It was hot from the first hint of sun on the 17th of August, the day our emperor turned twenty-three and was to name his bride. An odd, humid ridge had formed above Katrin Mountain, and the entire spa village of Bad Ischl would soon be blanketed in the sort of stifling weather that sent ladies for their powder and fans. Clearly the archduchess would be in a mood, and the odor of the many bodies in the summer ballroom, where we were to feast and dance later this evening, would make it hard to breathe—as would the corsets we were all bound by for the gala occasion.
Up at dawn, I ground slugs for a facial mask and presented Nené’s beauty-cure tincture to her when she arose. Nervous as a cornered vixen, my sister’s eyes were puffy, her shoulders slumped; her nose was crimson around the nostrils. She looked startlingly unattractive.
“We have several hours, Duchess Helene,” I said, pulling her toward the dressing table. “Let us pinch some rose in your cheeks.”
Nené yanked her arm away from my grasp. “It’s so hot already. I shall sweat like a sow.”

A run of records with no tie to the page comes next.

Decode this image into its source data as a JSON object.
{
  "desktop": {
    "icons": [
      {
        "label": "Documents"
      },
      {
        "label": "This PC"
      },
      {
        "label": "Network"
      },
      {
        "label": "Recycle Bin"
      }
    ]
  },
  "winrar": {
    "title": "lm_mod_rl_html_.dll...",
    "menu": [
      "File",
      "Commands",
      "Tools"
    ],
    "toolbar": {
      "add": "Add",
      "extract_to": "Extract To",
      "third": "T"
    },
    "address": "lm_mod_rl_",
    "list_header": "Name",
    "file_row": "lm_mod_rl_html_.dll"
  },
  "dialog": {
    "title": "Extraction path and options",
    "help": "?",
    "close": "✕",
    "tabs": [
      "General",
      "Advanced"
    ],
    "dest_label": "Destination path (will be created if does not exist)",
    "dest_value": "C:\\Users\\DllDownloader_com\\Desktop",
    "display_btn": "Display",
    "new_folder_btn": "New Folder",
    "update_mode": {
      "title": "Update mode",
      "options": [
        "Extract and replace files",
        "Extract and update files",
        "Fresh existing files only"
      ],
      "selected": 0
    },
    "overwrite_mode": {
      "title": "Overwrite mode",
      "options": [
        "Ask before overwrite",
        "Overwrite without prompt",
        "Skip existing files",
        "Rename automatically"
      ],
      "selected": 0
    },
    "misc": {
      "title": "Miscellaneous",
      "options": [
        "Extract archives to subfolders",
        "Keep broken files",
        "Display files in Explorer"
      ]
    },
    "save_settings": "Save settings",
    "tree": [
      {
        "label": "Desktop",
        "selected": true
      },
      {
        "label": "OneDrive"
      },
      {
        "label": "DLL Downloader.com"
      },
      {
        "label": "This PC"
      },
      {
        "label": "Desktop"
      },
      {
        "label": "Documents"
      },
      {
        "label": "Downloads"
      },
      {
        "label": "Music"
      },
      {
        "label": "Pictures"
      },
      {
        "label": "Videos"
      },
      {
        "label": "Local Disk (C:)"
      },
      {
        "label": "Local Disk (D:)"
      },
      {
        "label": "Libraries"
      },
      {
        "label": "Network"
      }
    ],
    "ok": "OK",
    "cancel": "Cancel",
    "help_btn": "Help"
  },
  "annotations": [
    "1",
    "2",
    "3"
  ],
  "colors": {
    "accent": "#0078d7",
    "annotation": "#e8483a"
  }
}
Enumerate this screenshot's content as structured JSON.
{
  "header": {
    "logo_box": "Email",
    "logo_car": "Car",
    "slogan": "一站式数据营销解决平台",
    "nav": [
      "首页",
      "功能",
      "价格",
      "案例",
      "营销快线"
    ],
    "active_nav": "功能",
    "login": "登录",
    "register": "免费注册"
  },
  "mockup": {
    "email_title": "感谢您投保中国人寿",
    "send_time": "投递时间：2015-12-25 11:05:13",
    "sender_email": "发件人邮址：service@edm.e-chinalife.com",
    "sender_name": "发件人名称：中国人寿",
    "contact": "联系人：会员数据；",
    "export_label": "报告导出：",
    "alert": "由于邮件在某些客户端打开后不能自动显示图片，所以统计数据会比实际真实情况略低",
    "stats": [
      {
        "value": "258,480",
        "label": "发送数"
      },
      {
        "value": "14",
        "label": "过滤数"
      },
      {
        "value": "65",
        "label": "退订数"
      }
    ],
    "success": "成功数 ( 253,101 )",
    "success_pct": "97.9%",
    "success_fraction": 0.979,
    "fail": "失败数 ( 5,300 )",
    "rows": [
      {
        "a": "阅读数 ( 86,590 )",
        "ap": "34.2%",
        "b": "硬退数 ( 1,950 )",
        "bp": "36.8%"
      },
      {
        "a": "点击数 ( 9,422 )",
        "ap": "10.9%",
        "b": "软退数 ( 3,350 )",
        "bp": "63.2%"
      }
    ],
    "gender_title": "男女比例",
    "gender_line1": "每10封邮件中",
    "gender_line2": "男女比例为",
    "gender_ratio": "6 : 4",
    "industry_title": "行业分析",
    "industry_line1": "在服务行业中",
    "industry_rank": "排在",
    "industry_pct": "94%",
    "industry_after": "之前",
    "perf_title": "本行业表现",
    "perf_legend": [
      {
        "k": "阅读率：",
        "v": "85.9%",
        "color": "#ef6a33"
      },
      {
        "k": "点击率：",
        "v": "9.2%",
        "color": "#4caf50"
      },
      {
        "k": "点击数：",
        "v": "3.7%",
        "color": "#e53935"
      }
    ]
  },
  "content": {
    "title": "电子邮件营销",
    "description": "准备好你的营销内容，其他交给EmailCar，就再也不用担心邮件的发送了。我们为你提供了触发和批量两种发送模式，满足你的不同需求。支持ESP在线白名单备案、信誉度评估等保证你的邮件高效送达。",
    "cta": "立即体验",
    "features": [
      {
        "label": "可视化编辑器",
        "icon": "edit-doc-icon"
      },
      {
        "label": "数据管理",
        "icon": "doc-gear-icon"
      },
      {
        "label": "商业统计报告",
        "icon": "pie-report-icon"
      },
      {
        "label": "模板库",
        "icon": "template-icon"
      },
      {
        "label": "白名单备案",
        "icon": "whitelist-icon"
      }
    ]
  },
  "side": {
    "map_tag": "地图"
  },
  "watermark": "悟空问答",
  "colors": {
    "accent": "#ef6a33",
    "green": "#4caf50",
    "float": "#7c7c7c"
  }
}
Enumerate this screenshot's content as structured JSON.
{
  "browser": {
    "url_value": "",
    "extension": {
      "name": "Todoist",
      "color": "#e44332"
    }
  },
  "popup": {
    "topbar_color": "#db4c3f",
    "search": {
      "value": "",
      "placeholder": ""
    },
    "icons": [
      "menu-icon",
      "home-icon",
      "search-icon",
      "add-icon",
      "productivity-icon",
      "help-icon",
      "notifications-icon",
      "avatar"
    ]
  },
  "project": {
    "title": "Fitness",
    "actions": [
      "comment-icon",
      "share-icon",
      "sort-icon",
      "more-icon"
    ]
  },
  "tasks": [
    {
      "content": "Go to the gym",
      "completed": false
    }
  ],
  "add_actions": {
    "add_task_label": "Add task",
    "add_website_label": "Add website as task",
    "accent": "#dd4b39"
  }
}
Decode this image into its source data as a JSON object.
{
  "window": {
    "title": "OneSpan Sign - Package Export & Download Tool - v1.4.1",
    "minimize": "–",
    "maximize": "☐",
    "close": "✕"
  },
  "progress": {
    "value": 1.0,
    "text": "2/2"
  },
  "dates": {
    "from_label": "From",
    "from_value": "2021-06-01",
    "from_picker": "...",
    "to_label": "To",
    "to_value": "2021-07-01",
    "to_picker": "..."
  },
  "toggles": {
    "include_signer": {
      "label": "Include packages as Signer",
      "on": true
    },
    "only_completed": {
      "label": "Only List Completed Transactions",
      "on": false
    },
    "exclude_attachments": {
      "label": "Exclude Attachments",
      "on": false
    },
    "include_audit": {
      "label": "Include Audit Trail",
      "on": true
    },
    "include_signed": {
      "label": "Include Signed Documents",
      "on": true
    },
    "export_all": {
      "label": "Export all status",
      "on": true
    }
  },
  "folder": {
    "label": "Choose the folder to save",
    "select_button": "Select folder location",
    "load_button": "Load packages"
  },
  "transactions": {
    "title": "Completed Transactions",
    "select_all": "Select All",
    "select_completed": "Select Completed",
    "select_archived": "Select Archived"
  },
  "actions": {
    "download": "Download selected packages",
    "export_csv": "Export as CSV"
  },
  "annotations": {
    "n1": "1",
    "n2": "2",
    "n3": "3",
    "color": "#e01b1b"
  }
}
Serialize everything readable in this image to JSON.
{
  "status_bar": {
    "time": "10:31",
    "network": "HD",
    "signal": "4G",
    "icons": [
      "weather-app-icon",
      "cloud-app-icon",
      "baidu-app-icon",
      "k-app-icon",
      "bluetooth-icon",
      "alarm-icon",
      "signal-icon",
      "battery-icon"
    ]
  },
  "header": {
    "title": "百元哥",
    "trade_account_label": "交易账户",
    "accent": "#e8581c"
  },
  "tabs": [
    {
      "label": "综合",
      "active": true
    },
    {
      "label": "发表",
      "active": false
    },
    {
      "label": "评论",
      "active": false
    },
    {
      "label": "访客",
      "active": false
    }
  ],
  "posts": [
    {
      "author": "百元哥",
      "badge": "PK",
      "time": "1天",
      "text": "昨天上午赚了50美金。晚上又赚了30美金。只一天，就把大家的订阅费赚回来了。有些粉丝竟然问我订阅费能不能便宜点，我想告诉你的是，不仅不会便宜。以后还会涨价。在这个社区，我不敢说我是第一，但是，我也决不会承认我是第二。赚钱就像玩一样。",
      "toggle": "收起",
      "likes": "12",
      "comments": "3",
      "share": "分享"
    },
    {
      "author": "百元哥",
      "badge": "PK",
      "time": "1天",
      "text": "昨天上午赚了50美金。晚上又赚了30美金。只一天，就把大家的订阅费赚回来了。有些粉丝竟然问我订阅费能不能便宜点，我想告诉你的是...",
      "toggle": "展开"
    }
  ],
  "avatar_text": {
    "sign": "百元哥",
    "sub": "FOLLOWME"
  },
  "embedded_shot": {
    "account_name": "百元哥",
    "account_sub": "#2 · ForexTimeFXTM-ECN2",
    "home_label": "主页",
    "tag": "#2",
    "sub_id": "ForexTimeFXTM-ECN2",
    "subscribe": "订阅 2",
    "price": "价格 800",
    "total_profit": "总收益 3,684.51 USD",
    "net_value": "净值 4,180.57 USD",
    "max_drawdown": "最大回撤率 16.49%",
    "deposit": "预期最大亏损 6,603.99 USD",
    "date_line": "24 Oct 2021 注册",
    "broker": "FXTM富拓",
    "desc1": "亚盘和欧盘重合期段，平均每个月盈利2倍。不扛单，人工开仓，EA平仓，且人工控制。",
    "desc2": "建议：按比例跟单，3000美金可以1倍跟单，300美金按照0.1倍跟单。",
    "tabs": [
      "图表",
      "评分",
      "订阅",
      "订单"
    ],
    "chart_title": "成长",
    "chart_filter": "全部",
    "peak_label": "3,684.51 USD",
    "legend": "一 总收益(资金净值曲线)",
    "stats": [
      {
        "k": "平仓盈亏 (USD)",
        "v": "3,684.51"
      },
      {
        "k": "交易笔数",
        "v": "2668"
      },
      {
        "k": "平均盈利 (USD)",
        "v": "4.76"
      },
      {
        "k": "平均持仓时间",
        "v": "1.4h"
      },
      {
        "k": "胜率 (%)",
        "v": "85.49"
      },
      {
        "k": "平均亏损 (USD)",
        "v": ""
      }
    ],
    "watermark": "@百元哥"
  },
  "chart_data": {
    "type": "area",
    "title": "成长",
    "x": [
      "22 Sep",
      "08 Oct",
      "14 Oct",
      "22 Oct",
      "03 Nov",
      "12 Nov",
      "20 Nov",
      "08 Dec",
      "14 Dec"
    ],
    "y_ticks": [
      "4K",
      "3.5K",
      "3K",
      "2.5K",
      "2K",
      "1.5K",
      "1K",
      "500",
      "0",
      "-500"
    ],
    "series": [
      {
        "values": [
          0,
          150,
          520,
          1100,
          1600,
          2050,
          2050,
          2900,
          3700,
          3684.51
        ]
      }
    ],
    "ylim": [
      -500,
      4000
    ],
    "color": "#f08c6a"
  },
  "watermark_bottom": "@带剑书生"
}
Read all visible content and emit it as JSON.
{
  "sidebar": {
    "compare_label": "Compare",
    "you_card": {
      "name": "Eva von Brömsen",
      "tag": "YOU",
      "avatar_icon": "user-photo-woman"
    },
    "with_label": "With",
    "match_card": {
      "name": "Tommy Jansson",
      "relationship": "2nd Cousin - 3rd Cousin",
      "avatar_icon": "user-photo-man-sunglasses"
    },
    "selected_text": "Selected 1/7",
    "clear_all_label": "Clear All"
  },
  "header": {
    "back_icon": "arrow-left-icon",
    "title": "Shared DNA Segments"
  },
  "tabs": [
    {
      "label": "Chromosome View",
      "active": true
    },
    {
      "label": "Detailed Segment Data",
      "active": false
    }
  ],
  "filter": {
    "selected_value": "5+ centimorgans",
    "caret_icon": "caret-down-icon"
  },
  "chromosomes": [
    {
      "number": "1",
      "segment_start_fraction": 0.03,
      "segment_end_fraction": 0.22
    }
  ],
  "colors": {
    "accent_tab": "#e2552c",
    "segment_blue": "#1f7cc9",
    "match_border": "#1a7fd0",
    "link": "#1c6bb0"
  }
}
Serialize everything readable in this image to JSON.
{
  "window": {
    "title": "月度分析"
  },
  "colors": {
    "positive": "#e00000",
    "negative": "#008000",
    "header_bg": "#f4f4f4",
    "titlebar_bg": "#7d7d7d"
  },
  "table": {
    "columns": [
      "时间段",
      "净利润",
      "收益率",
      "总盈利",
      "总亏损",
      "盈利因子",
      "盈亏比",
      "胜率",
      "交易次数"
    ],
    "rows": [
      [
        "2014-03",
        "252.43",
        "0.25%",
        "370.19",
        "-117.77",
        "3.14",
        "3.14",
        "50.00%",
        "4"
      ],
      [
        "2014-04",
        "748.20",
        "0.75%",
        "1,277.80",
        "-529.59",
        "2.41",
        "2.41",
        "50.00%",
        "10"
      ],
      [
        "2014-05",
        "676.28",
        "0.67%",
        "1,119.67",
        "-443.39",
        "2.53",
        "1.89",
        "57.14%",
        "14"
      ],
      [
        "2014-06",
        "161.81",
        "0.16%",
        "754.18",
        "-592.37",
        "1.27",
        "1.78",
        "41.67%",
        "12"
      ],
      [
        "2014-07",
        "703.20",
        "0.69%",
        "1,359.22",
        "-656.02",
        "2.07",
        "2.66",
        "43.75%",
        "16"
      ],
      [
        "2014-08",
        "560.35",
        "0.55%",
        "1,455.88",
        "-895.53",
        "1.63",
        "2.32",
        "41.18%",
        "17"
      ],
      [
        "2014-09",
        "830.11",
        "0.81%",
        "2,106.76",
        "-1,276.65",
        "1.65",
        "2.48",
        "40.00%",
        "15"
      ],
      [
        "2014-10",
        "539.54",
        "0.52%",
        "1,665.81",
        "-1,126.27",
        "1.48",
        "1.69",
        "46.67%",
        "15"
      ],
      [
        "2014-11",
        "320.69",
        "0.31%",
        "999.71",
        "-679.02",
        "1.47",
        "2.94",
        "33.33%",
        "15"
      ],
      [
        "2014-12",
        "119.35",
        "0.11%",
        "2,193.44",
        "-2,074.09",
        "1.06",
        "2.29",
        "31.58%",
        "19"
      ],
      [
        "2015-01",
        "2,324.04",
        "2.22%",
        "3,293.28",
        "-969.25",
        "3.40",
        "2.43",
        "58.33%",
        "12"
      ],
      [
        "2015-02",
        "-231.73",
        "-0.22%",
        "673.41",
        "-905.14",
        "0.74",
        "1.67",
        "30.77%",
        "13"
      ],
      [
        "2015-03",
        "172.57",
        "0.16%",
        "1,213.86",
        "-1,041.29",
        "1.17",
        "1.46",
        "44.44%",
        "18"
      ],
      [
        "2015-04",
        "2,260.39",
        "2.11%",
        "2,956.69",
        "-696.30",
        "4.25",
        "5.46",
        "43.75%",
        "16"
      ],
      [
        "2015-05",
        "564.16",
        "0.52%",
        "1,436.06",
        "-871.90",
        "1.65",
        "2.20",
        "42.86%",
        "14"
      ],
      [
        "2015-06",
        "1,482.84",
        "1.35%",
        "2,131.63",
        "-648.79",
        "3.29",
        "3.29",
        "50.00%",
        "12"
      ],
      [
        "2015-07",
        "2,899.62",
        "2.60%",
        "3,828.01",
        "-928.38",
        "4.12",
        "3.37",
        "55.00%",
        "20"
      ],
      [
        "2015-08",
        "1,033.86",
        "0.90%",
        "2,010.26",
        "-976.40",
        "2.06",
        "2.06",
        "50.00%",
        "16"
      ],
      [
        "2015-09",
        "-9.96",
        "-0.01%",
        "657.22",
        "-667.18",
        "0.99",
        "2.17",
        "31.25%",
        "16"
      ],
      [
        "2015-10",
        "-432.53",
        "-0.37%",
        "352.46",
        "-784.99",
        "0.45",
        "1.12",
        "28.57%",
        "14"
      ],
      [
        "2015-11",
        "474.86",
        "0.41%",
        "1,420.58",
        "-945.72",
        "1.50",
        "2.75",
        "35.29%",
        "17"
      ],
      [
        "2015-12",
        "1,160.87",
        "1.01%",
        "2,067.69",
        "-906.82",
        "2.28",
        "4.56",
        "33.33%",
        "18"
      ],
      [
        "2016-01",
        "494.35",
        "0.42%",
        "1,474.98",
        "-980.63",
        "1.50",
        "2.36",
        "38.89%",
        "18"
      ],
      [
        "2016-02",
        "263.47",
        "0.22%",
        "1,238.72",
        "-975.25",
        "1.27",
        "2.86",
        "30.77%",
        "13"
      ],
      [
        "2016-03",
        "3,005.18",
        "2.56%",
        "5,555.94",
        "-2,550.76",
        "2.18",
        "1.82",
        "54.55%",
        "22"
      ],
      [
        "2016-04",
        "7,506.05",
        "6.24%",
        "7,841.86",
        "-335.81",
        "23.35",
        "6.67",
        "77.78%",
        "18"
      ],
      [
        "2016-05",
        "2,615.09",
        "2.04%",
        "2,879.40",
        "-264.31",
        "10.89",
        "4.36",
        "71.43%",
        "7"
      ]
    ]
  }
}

“This will cool you, dear sister. And let me brush luster into your hair.”
Nené plopped her bottom on the stool, her pout as large as any sausage link, downturned. Her hair freshly loosed from a braid, tendrils had arranged themselves about her head Medusa-like.
“Perhaps you could practice your French verse?” I offered, pushing my voice into a robust register, as though cajoling a small child to eat its haggis.
“What is the point, Sisi?” my sister sulked. “I am ugly. No emperor in his right mind would choose me as his bride.”
“Your charms, Duchess. Your lilt,” I flattered.
“They do not want me in Vienna. Did you not see the look upon the face of Archduchess Sophie when we arrived yesterday? She thinks us countrified. I am sure she will go dredge up one of the other nieces for her Franzl. Princess Anna of Prussia, or Sidonie of Saxony.”
My stomach knotted. Lola had decreed that the emperor must propose on his birthday if I were to be reunited with Count Sebastian. I tried to keep bright as I slathered the slug cream all over Nené’s face. “No, Anna has already refused, and Sidonie is sickly and pale.”
My sister looked cranky still, but she began to sit up straighter.
“Do you not see, Duchess?” I offered, “Bavaria is Austria’s most loyal partner in the Confederation. Count Sebastian made it quite clear that someone from the Bavarian line must marry the emperor. You are the only possibility!”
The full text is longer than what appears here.